Tumour necrosis is an independent prognostic marker in non-small cell lung cancer: correlation with biological variables
- Additional Document Info
- View All
BACKGROUND: Tumour necrosis (TN) is recognized to be a consequence of chronic cellular hypoxia. TN and hypoxia correlate with poor prognosis in solid tumours. METHODS: In a retrospective study the prognostic implications of the extent of TN was evaluated in non-small cell lung cancer (NSCLC) and correlated with clinicopathological variables and expression of epidermal growth factor receptor, Bcl-2, p53 and matrix metalloproteinase-9 (MMP-9). Tissue specimens from 178 surgically resected cases of stage I-IIIA NSCLC with curative intent were studied. The specimens were routinely processed, formalin-fixed and paraffin-embedded. TN was graded as extensive or either limited or absent by two independent observers; disagreements were resolved using a double-headed microscope. The degree of reproducibility was estimated by re-interpreting 40 randomly selected cases after a 4 month interval. RESULTS: Reproducibility was attained in 36/40 cases, Kappa score = 0.8 P < 0.001. TN correlated with T-stage (P = 0.001), platelet count (P = 0.004) and p53 expression (P = 0.031).
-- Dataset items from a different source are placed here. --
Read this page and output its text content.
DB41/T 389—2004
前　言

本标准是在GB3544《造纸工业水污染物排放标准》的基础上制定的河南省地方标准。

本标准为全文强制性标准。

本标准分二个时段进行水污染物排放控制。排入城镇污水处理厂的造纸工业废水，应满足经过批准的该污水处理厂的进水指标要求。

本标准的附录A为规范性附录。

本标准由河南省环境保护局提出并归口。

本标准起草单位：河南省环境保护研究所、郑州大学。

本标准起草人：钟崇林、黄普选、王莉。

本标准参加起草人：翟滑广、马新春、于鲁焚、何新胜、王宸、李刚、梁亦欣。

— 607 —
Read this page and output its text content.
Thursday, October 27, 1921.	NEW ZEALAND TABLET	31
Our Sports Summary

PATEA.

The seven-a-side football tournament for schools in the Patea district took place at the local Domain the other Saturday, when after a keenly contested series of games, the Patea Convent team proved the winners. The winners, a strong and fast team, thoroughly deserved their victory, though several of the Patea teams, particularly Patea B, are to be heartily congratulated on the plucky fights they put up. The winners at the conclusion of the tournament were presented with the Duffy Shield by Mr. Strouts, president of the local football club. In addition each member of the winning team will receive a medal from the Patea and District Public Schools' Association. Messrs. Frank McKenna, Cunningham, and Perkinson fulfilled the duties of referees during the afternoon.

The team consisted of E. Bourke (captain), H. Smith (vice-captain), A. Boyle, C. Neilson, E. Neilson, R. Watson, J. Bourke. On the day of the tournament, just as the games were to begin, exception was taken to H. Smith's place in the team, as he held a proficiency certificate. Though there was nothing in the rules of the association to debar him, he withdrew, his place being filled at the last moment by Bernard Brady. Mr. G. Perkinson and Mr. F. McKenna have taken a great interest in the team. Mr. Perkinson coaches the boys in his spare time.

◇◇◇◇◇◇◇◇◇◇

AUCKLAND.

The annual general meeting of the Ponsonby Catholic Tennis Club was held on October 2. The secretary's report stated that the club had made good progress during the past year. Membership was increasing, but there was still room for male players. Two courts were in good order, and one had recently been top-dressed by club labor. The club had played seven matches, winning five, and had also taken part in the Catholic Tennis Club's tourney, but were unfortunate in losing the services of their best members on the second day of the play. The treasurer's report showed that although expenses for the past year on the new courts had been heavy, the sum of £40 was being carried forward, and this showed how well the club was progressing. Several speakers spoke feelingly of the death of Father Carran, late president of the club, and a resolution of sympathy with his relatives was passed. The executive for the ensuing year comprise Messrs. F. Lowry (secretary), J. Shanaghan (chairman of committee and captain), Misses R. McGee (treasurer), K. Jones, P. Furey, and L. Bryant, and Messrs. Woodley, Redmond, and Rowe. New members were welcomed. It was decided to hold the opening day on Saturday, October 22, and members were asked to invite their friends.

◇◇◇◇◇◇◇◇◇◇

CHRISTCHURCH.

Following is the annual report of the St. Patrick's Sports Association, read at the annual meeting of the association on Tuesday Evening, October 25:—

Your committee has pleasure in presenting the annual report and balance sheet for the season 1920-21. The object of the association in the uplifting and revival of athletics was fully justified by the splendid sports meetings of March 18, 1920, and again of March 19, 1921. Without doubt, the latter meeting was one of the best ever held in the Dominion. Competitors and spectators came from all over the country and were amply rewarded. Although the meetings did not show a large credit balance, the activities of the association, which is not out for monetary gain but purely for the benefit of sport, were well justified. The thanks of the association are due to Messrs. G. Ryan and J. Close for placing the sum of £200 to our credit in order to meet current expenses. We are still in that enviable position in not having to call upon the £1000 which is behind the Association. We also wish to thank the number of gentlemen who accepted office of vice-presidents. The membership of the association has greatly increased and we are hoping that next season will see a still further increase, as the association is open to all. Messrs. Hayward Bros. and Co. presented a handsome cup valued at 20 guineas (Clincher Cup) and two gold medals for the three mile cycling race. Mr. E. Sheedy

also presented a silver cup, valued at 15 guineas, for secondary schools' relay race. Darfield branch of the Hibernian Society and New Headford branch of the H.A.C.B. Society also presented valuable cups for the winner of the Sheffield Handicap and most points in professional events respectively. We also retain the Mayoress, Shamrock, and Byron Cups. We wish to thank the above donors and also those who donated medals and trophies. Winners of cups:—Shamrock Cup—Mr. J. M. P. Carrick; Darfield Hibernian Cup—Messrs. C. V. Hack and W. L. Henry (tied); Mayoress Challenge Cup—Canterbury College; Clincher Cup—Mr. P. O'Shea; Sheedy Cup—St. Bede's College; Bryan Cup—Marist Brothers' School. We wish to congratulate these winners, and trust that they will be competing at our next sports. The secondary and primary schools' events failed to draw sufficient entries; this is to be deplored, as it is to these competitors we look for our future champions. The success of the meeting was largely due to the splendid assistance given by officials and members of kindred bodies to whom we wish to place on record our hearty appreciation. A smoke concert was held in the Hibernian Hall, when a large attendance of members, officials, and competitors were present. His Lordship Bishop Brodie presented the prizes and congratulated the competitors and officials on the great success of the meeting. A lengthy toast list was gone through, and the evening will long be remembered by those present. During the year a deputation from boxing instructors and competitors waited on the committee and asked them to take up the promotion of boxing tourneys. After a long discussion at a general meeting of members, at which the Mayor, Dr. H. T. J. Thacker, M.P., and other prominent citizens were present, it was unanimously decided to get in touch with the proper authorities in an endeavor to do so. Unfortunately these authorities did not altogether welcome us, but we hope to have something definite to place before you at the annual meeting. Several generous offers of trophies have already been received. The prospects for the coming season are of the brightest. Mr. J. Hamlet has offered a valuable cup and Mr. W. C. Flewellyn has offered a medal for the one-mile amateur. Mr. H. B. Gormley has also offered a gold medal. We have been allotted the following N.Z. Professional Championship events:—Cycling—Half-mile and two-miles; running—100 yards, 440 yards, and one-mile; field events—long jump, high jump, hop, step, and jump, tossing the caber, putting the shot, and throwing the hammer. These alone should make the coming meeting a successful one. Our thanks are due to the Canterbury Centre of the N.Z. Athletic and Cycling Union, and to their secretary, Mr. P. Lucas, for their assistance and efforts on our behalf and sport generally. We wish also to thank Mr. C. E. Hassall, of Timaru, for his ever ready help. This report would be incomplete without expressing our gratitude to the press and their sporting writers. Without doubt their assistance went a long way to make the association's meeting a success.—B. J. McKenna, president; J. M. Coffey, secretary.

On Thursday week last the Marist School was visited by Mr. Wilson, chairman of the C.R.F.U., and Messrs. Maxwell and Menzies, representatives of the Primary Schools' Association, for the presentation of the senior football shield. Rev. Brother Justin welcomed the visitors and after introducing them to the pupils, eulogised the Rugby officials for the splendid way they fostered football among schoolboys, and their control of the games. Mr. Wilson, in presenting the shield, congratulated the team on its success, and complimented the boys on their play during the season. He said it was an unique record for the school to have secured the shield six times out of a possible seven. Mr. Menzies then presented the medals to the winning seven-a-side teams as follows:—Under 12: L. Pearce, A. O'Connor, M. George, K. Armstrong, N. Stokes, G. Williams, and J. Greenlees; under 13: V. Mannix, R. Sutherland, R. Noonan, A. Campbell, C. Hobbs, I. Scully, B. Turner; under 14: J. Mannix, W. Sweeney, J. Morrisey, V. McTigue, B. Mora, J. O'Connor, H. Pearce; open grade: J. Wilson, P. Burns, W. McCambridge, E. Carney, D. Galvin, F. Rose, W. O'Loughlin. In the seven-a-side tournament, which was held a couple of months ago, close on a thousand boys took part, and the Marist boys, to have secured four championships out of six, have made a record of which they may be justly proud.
Near significant associations of TN with N-stage (P = 0.063) and MMP-9 expression (P = 0.058) were seen. No association was found with angiogenesis (P = 0.98). On univariate (P = 0.0016) and multivariate analysis (P = 0.023) TN was prognostic. CONCLUSION: These results indicate that extensive TN reflects an aggressive tumour phenotype in NSCLC and may improve the predictive power of the TMN staging system. The lack of association between TN and angiogenesis may be important although these variables were not evaluated on serial sections.